Problem 64

A sphere is cut to the shape of a circular cone. How much of the material can be saved? (See Problem 63)

Solution:
Volume of sphere or radius a:
[math]V_s = \frac{4}{3}\pi a^3[/math]

Volume of cone of radius r and altitude h:
[math]V_c = \frac{1}{3}\pi r^2 \, h[/math]

From the solution of Problem 63:
[math]h = \frac{4}{3}a[/math]

[math]r^2 = 2ah – h^2[/math]
[math]r^2 = 2a(\frac{4}{3}a) – (\frac{4}{3}a)^2[/math]
[math]r^2 = \frac{8}{9} a^2[/math]

[math]V_c = \frac{1}{3}\pi (\frac{8}{9} a^2)(\frac{4}{3}a)[/math]
[math]V_c = \frac{32}{81}\pi a^3[/math]

[math]\text{Material saved:} = \dfrac{V_c}{V_s} \times 100\%[/math]

[math]\text{Material saved:} = \dfrac{\frac{32}{81}\pi a^3}{\frac{4}{3}\pi a^3} \times 100\%[/math]

[math]\text{Material saved:} = 29.63\% \, \text{ (about }30\%\text{)}\,\,[/math]            answer

Problem 65

Find the circular cone of minimum volume circumscribed about a sphere of radius a.

Solution:
Volume of cone:
[math]V = \frac{1}{3}\pi r^2 h[/math]

By similar triangle:
[math]\sin \theta = \dfrac{a}{h - a} = \dfrac{r}{\sqrt{h^2 + r^2}}[/math]
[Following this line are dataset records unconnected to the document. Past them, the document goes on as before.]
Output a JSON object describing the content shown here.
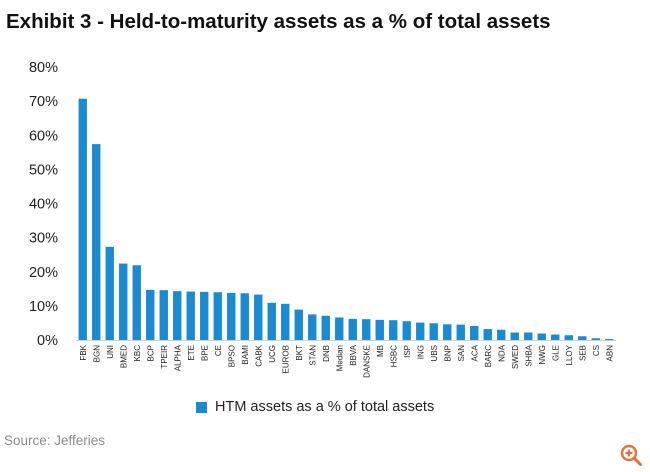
{
  "title": "Exhibit 3 - Held-to-maturity assets as a % of total assets",
  "source": "Source: Jefferies",
  "legend_label": "HTM assets as a % of total assets",
  "colors": {
    "bar": "#1b8ad0",
    "axis": "#d0d0d0",
    "tick_text": "#222222",
    "zoom": "#e0713a"
  },
  "icons": {
    "zoom": "zoom-in-icon"
  },
  "chart_data": {
    "type": "bar",
    "title": "Exhibit 3 - Held-to-maturity assets as a % of total assets",
    "xlabel": "",
    "ylabel": "",
    "ylim": [
      0,
      80
    ],
    "yticks": [
      0,
      10,
      20,
      30,
      40,
      50,
      60,
      70,
      80
    ],
    "ytick_labels": [
      "0%",
      "10%",
      "20%",
      "30%",
      "40%",
      "50%",
      "60%",
      "70%",
      "80%"
    ],
    "grid": false,
    "legend_position": "bottom",
    "categories": [
      "FBK",
      "BGN",
      "UNI",
      "BMED",
      "KBC",
      "BCP",
      "TPEIR",
      "ALPHA",
      "ETE",
      "BPE",
      "CE",
      "BPSO",
      "BAMI",
      "CABK",
      "UCG",
      "EUROB",
      "BKT",
      "STAN",
      "DNB",
      "Median",
      "BBVA",
      "DANSKE",
      "MB",
      "HSBC",
      "ISP",
      "ING",
      "UBS",
      "BNP",
      "SAN",
      "ACA",
      "BARC",
      "NDA",
      "SWED",
      "SHBA",
      "NWG",
      "GLE",
      "LLOY",
      "SEB",
      "CS",
      "ABN"
    ],
    "series": [
      {
        "name": "HTM assets as a % of total assets",
        "values": [
          70.7,
          57.4,
          27.3,
          22.4,
          21.9,
          14.7,
          14.6,
          14.3,
          14.2,
          14.1,
          14.0,
          13.8,
          13.7,
          13.3,
          10.9,
          10.6,
          8.9,
          7.5,
          7.1,
          6.6,
          6.2,
          6.1,
          5.9,
          5.8,
          5.5,
          5.1,
          4.9,
          4.6,
          4.5,
          4.1,
          3.2,
          3.0,
          2.2,
          2.2,
          1.9,
          1.6,
          1.4,
          1.1,
          0.5,
          0.3
        ]
      }
    ]
  }
}
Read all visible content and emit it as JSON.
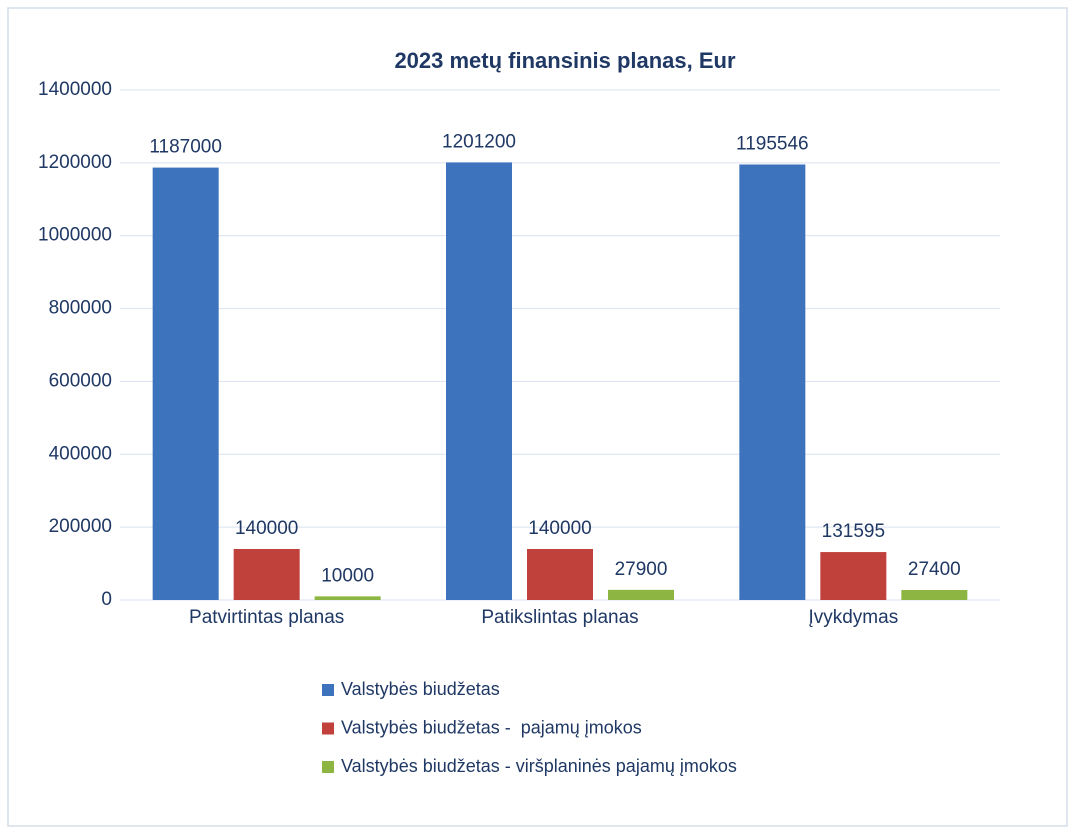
{
  "chart_data": {
    "type": "bar",
    "title": "2023 metų finansinis planas, Eur",
    "categories": [
      "Patvirtintas planas",
      "Patikslintas planas",
      "Įvykdymas"
    ],
    "series": [
      {
        "name": "Valstybės biudžetas",
        "color": "#3d72bd",
        "values": [
          1187000,
          1201200,
          1195546
        ]
      },
      {
        "name": "Valstybės biudžetas -  pajamų įmokos",
        "color": "#c0403c",
        "values": [
          140000,
          140000,
          131595
        ]
      },
      {
        "name": "Valstybės biudžetas - viršplaninės pajamų įmokos",
        "color": "#8db542",
        "values": [
          10000,
          27900,
          27400
        ]
      }
    ],
    "ylim": [
      0,
      1400000
    ],
    "yticks": [
      0,
      200000,
      400000,
      600000,
      800000,
      1000000,
      1200000,
      1400000
    ],
    "grid": true,
    "legend": "bottom"
  }
}
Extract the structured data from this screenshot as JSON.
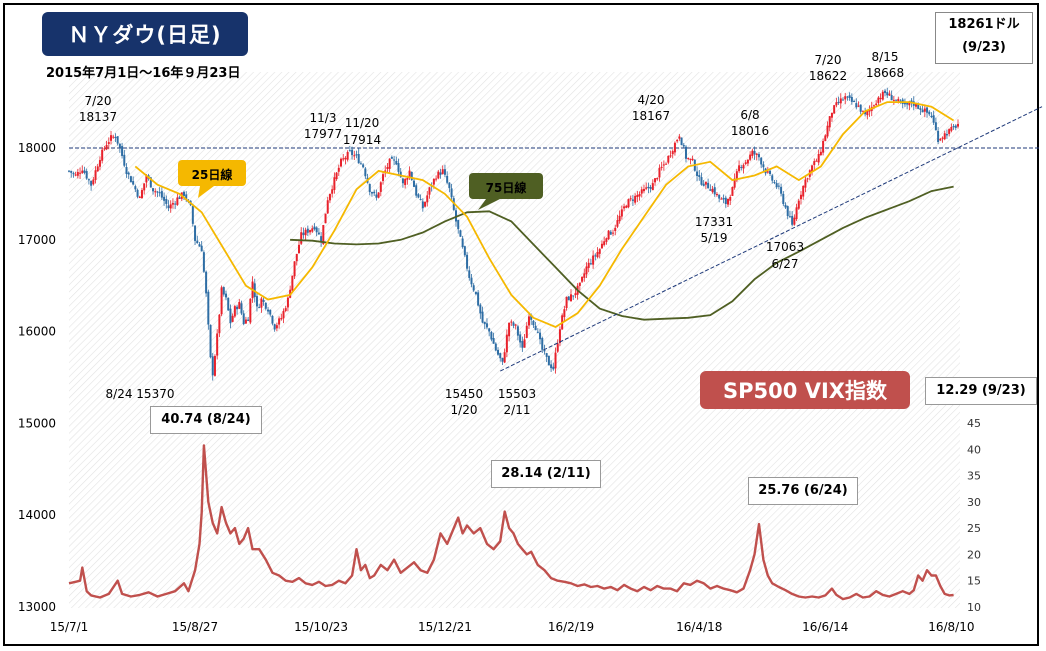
{
  "title": "ＮＹダウ(日足)",
  "subtitle": "2015年7月1日～16年９月23日",
  "latest_price": {
    "value": "18261ドル",
    "date": "(9/23)"
  },
  "vix_title": "SP500 VIX指数",
  "vix_latest": "12.29 (9/23)",
  "ma25_label": "25日線",
  "ma75_label": "75日線",
  "callouts": {
    "vix_aug": "40.74 (8/24)",
    "vix_feb": "28.14 (2/11)",
    "vix_jun": "25.76 (6/24)"
  },
  "annotations": [
    {
      "date": "7/20",
      "value": "18137"
    },
    {
      "date": "8/24",
      "value": "15370"
    },
    {
      "date": "11/3",
      "value": "17977"
    },
    {
      "date": "11/20",
      "value": "17914"
    },
    {
      "date": "1/20",
      "value": "15450"
    },
    {
      "date": "2/11",
      "value": "15503"
    },
    {
      "date": "4/20",
      "value": "18167"
    },
    {
      "date": "5/19",
      "value": "17331"
    },
    {
      "date": "6/8",
      "value": "18016"
    },
    {
      "date": "6/27",
      "value": "17063"
    },
    {
      "date": "7/20",
      "value": "18622"
    },
    {
      "date": "8/15",
      "value": "18668"
    }
  ],
  "colors": {
    "up": "#e8212b",
    "down": "#2e6da4",
    "ma25": "#f5b800",
    "ma75": "#4f5f23",
    "vix": "#c0504d",
    "title_bg": "#17336b",
    "trend": "#1f3a7a"
  },
  "chart_data": {
    "type": "candlestick",
    "x_tick_labels": [
      "15/7/1",
      "15/8/27",
      "15/10/23",
      "15/12/21",
      "16/2/19",
      "16/4/18",
      "16/6/14",
      "16/8/10"
    ],
    "y_ticks_left": [
      13000,
      14000,
      15000,
      16000,
      17000,
      18000
    ],
    "y_ticks_right": [
      10,
      15,
      20,
      25,
      30,
      35,
      40,
      45
    ],
    "ylim_left": [
      13000,
      18800
    ],
    "ylim_right": [
      10,
      45
    ],
    "reference_line": 18000,
    "dow_close_series": [
      [
        0,
        17750
      ],
      [
        3,
        17700
      ],
      [
        6,
        17780
      ],
      [
        10,
        17600
      ],
      [
        14,
        17900
      ],
      [
        17,
        18050
      ],
      [
        19,
        18110
      ],
      [
        21,
        18130
      ],
      [
        23,
        18000
      ],
      [
        26,
        17750
      ],
      [
        29,
        17600
      ],
      [
        32,
        17450
      ],
      [
        35,
        17700
      ],
      [
        38,
        17550
      ],
      [
        41,
        17500
      ],
      [
        45,
        17350
      ],
      [
        49,
        17450
      ],
      [
        52,
        17500
      ],
      [
        55,
        17350
      ],
      [
        57,
        17000
      ],
      [
        60,
        16900
      ],
      [
        62,
        16400
      ],
      [
        64,
        15700
      ],
      [
        65,
        15550
      ],
      [
        67,
        15950
      ],
      [
        69,
        16450
      ],
      [
        71,
        16350
      ],
      [
        73,
        16100
      ],
      [
        75,
        16250
      ],
      [
        77,
        16300
      ],
      [
        79,
        16100
      ],
      [
        81,
        16150
      ],
      [
        83,
        16550
      ],
      [
        85,
        16250
      ],
      [
        87,
        16350
      ],
      [
        90,
        16250
      ],
      [
        93,
        16050
      ],
      [
        96,
        16150
      ],
      [
        99,
        16350
      ],
      [
        102,
        16750
      ],
      [
        105,
        17050
      ],
      [
        108,
        17100
      ],
      [
        111,
        17150
      ],
      [
        114,
        17000
      ],
      [
        117,
        17450
      ],
      [
        120,
        17650
      ],
      [
        123,
        17850
      ],
      [
        125,
        17900
      ],
      [
        127,
        17950
      ],
      [
        130,
        17900
      ],
      [
        133,
        17800
      ],
      [
        136,
        17550
      ],
      [
        139,
        17450
      ],
      [
        142,
        17700
      ],
      [
        145,
        17850
      ],
      [
        148,
        17850
      ],
      [
        151,
        17600
      ],
      [
        154,
        17750
      ],
      [
        157,
        17500
      ],
      [
        160,
        17350
      ],
      [
        163,
        17550
      ],
      [
        166,
        17700
      ],
      [
        169,
        17750
      ],
      [
        172,
        17550
      ],
      [
        175,
        17200
      ],
      [
        178,
        16900
      ],
      [
        181,
        16600
      ],
      [
        184,
        16400
      ],
      [
        187,
        16100
      ],
      [
        190,
        16000
      ],
      [
        193,
        15800
      ],
      [
        196,
        15650
      ],
      [
        199,
        16100
      ],
      [
        202,
        16050
      ],
      [
        205,
        15800
      ],
      [
        208,
        16200
      ],
      [
        211,
        16050
      ],
      [
        214,
        15800
      ],
      [
        217,
        15650
      ],
      [
        219,
        15600
      ],
      [
        222,
        16050
      ],
      [
        225,
        16350
      ],
      [
        228,
        16400
      ],
      [
        231,
        16500
      ],
      [
        234,
        16700
      ],
      [
        237,
        16800
      ],
      [
        240,
        16900
      ],
      [
        243,
        17050
      ],
      [
        246,
        17100
      ],
      [
        249,
        17250
      ],
      [
        252,
        17400
      ],
      [
        255,
        17450
      ],
      [
        258,
        17500
      ],
      [
        261,
        17550
      ],
      [
        264,
        17600
      ],
      [
        267,
        17750
      ],
      [
        270,
        17850
      ],
      [
        273,
        18000
      ],
      [
        276,
        18150
      ],
      [
        279,
        17900
      ],
      [
        282,
        17850
      ],
      [
        285,
        17650
      ],
      [
        288,
        17600
      ],
      [
        291,
        17550
      ],
      [
        294,
        17450
      ],
      [
        297,
        17400
      ],
      [
        300,
        17550
      ],
      [
        303,
        17800
      ],
      [
        306,
        17850
      ],
      [
        309,
        17950
      ],
      [
        312,
        17900
      ],
      [
        315,
        17750
      ],
      [
        318,
        17650
      ],
      [
        321,
        17550
      ],
      [
        324,
        17350
      ],
      [
        327,
        17150
      ],
      [
        330,
        17450
      ],
      [
        333,
        17650
      ],
      [
        336,
        17800
      ],
      [
        339,
        17900
      ],
      [
        342,
        18150
      ],
      [
        345,
        18400
      ],
      [
        348,
        18500
      ],
      [
        351,
        18550
      ],
      [
        354,
        18500
      ],
      [
        357,
        18450
      ],
      [
        360,
        18350
      ],
      [
        363,
        18450
      ],
      [
        366,
        18550
      ],
      [
        369,
        18600
      ],
      [
        372,
        18550
      ],
      [
        375,
        18500
      ],
      [
        378,
        18450
      ],
      [
        381,
        18500
      ],
      [
        384,
        18450
      ],
      [
        387,
        18400
      ],
      [
        390,
        18350
      ],
      [
        393,
        18100
      ],
      [
        396,
        18150
      ],
      [
        399,
        18200
      ],
      [
        402,
        18261
      ]
    ],
    "ma25_series": [
      [
        30,
        17800
      ],
      [
        40,
        17600
      ],
      [
        50,
        17500
      ],
      [
        60,
        17300
      ],
      [
        70,
        16900
      ],
      [
        80,
        16500
      ],
      [
        90,
        16350
      ],
      [
        100,
        16400
      ],
      [
        110,
        16700
      ],
      [
        120,
        17100
      ],
      [
        130,
        17550
      ],
      [
        140,
        17750
      ],
      [
        150,
        17700
      ],
      [
        160,
        17650
      ],
      [
        170,
        17500
      ],
      [
        180,
        17250
      ],
      [
        190,
        16800
      ],
      [
        200,
        16400
      ],
      [
        210,
        16150
      ],
      [
        220,
        16050
      ],
      [
        230,
        16200
      ],
      [
        240,
        16500
      ],
      [
        250,
        16900
      ],
      [
        260,
        17250
      ],
      [
        270,
        17600
      ],
      [
        280,
        17800
      ],
      [
        290,
        17850
      ],
      [
        300,
        17650
      ],
      [
        310,
        17700
      ],
      [
        320,
        17800
      ],
      [
        330,
        17650
      ],
      [
        340,
        17800
      ],
      [
        350,
        18150
      ],
      [
        360,
        18400
      ],
      [
        370,
        18500
      ],
      [
        380,
        18500
      ],
      [
        390,
        18450
      ],
      [
        400,
        18300
      ]
    ],
    "ma75_series": [
      [
        100,
        17000
      ],
      [
        110,
        16990
      ],
      [
        120,
        16960
      ],
      [
        130,
        16950
      ],
      [
        140,
        16960
      ],
      [
        150,
        17000
      ],
      [
        160,
        17080
      ],
      [
        170,
        17200
      ],
      [
        180,
        17300
      ],
      [
        190,
        17310
      ],
      [
        200,
        17200
      ],
      [
        210,
        16950
      ],
      [
        220,
        16700
      ],
      [
        230,
        16450
      ],
      [
        240,
        16250
      ],
      [
        250,
        16170
      ],
      [
        260,
        16130
      ],
      [
        270,
        16140
      ],
      [
        280,
        16150
      ],
      [
        290,
        16180
      ],
      [
        300,
        16330
      ],
      [
        310,
        16570
      ],
      [
        320,
        16750
      ],
      [
        330,
        16870
      ],
      [
        340,
        17000
      ],
      [
        350,
        17130
      ],
      [
        360,
        17240
      ],
      [
        370,
        17330
      ],
      [
        380,
        17420
      ],
      [
        390,
        17530
      ],
      [
        400,
        17580
      ]
    ],
    "trend_line": [
      [
        195,
        15570
      ],
      [
        440,
        18450
      ]
    ],
    "vix_series": [
      [
        0,
        14.5
      ],
      [
        3,
        14.8
      ],
      [
        5,
        15
      ],
      [
        6,
        17.5
      ],
      [
        8,
        13
      ],
      [
        10,
        12.2
      ],
      [
        14,
        11.8
      ],
      [
        18,
        12.5
      ],
      [
        22,
        15
      ],
      [
        24,
        12.5
      ],
      [
        28,
        12
      ],
      [
        32,
        12.3
      ],
      [
        36,
        12.8
      ],
      [
        40,
        12
      ],
      [
        44,
        12.5
      ],
      [
        48,
        13
      ],
      [
        52,
        14.5
      ],
      [
        54,
        13
      ],
      [
        57,
        17
      ],
      [
        59,
        22
      ],
      [
        60,
        28
      ],
      [
        61,
        40.74
      ],
      [
        63,
        30
      ],
      [
        65,
        26
      ],
      [
        67,
        24
      ],
      [
        69,
        29
      ],
      [
        71,
        26
      ],
      [
        73,
        24
      ],
      [
        75,
        25
      ],
      [
        77,
        22
      ],
      [
        79,
        23
      ],
      [
        81,
        25
      ],
      [
        83,
        21
      ],
      [
        86,
        21
      ],
      [
        89,
        19
      ],
      [
        92,
        16.5
      ],
      [
        95,
        16
      ],
      [
        98,
        15
      ],
      [
        101,
        14.8
      ],
      [
        104,
        15.5
      ],
      [
        107,
        14.5
      ],
      [
        110,
        14.2
      ],
      [
        113,
        14.8
      ],
      [
        116,
        14
      ],
      [
        119,
        14.2
      ],
      [
        122,
        15
      ],
      [
        125,
        14.5
      ],
      [
        128,
        16
      ],
      [
        130,
        21
      ],
      [
        132,
        17
      ],
      [
        134,
        18
      ],
      [
        136,
        15.5
      ],
      [
        138,
        16
      ],
      [
        141,
        18
      ],
      [
        144,
        17
      ],
      [
        147,
        19
      ],
      [
        150,
        16.5
      ],
      [
        153,
        17.5
      ],
      [
        156,
        18.5
      ],
      [
        159,
        17
      ],
      [
        162,
        16.5
      ],
      [
        165,
        19
      ],
      [
        168,
        24
      ],
      [
        171,
        22
      ],
      [
        174,
        25
      ],
      [
        176,
        27
      ],
      [
        178,
        24
      ],
      [
        180,
        25.5
      ],
      [
        183,
        24
      ],
      [
        186,
        25
      ],
      [
        189,
        22
      ],
      [
        192,
        21
      ],
      [
        195,
        22.5
      ],
      [
        197,
        28.14
      ],
      [
        199,
        25
      ],
      [
        201,
        24
      ],
      [
        203,
        22
      ],
      [
        205,
        21
      ],
      [
        207,
        20
      ],
      [
        209,
        20.5
      ],
      [
        212,
        18
      ],
      [
        215,
        17
      ],
      [
        218,
        15.5
      ],
      [
        221,
        15
      ],
      [
        224,
        14.8
      ],
      [
        227,
        14.5
      ],
      [
        230,
        14
      ],
      [
        233,
        14.3
      ],
      [
        236,
        13.8
      ],
      [
        239,
        14
      ],
      [
        242,
        13.5
      ],
      [
        245,
        13.8
      ],
      [
        248,
        13.2
      ],
      [
        251,
        14.2
      ],
      [
        254,
        13.5
      ],
      [
        257,
        13
      ],
      [
        260,
        13.8
      ],
      [
        263,
        13.2
      ],
      [
        266,
        14
      ],
      [
        269,
        13.5
      ],
      [
        272,
        13.5
      ],
      [
        275,
        13
      ],
      [
        278,
        14.5
      ],
      [
        281,
        14.2
      ],
      [
        284,
        15
      ],
      [
        287,
        14.5
      ],
      [
        290,
        13.5
      ],
      [
        293,
        14
      ],
      [
        296,
        13.5
      ],
      [
        299,
        13.2
      ],
      [
        302,
        12.8
      ],
      [
        305,
        13.5
      ],
      [
        308,
        17
      ],
      [
        310,
        20
      ],
      [
        312,
        25.76
      ],
      [
        314,
        19
      ],
      [
        316,
        16
      ],
      [
        318,
        14.5
      ],
      [
        321,
        13.8
      ],
      [
        324,
        13.2
      ],
      [
        327,
        12.5
      ],
      [
        330,
        12
      ],
      [
        333,
        11.8
      ],
      [
        336,
        12
      ],
      [
        339,
        11.8
      ],
      [
        342,
        12.2
      ],
      [
        345,
        13.5
      ],
      [
        347,
        12.3
      ],
      [
        350,
        11.5
      ],
      [
        353,
        11.8
      ],
      [
        356,
        12.5
      ],
      [
        359,
        11.8
      ],
      [
        362,
        12
      ],
      [
        365,
        13
      ],
      [
        368,
        12.3
      ],
      [
        371,
        12
      ],
      [
        374,
        12.5
      ],
      [
        377,
        13
      ],
      [
        380,
        12.5
      ],
      [
        382,
        13.2
      ],
      [
        384,
        16
      ],
      [
        386,
        15
      ],
      [
        388,
        17
      ],
      [
        390,
        16
      ],
      [
        392,
        16
      ],
      [
        394,
        14
      ],
      [
        396,
        12.5
      ],
      [
        398,
        12.2
      ],
      [
        400,
        12.29
      ]
    ]
  }
}
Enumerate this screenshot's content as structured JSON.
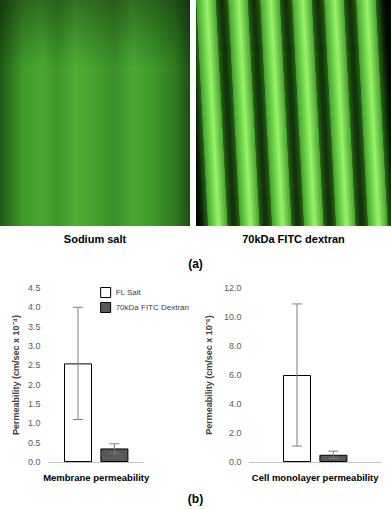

[math]a\sqrt{h^2 + r^2} = r(h - a)[/math]
[math]a^2 (h^2 + r^2) = r^2 (h – a)^2[/math]
[math]a^2 h^2 + a^2 r^2 = h^2 r^2 – 2ahr^2 + a^2 r^2[/math]
[math]a^2 h^2 = (h – 2a)hr^2[/math]

[math]r^2 = \dfrac{a^2 h}{h - 2a}[/math]

Thus,
[math]V = \dfrac{\pi}{3} \left( \dfrac{a^2 h}{h - 2a} \right)h[/math]

[math]V = \dfrac{\pi a^2}{3} \left( \dfrac{h^2}{h - 2a} \right)[/math]

[math]\dfrac{dV}{dh} = \dfrac{\pi a^2}{3} \left[ \dfrac{(h - 2a)(2h) - h^2 (1)}{(h - 2a)^2} \right] = 0[/math]

[math]2(h – 2a)h - h^2 = 0[/math]
[math]2h – 4a - h = 0[/math]
[math]h = 4a[/math]

altitude of the cone = 4 × the radius of the sphere, a            answer

Another Solution:
For a circle inscribed in a triangle, its center is at the point of intersection of the angular bisector of the triangle called the incenter (see figure).

For the problem:
[math]V = \frac{1}{3}\pi r^2 h[/math]

From the figure:
[math]\tan \theta = a/r[/math]

[math]\tan 2\theta = h/r[/math]

[math]\dfrac{2\tan \theta}{1 - \tan^2 \theta} = \dfrac{h}{r}[/math]

[math]\dfrac{2(a/r)}{1 - a^2/r^2} = \dfrac{h}{r}[/math]

[math]\dfrac{2a)}{\dfrac{r^2 - a^2}{r^2}} = h[/math]

[math]h = \dfrac{2ar^2)}{r^2 - a^2}[/math]

Thus,
[math]V = \frac{1}{3}\pi r^2 \left( \dfrac{2ar^2)}{r^2 - a^2} \right)[/math]

[math]V = \frac{2}{3}a \pi \left( \dfrac{r^4)}{r^2 - a^2} \right)[/math]

[math]\dfrac{dV}{dr} = \frac{2}{3}a \pi \left[ \dfrac{(r^2 - a^2)(4r^3) - r^4(2r)}{(r^2 - a^2)^2} \right] = 0[/math]

[math]4r^3(r^2 – a^2) – 2r^5 = 0[/math]
[math]2(r^2 – a^2) – r^2 = 0[/math]
[math]2r^2 – 2a^2 - r^2 = 0[/math]
[math]r^2 = 2a^2[/math]

[math]h = \dfrac{2ar^2}{r^2 - a^2}[/math]

[math]h = \dfrac{2a(2a^2)}{2a^2 - a^2}[/math]

[math]h = \dfrac{4a^3}{a^2}[/math]

[math]h = 4a \,\, [/math]            (ok!)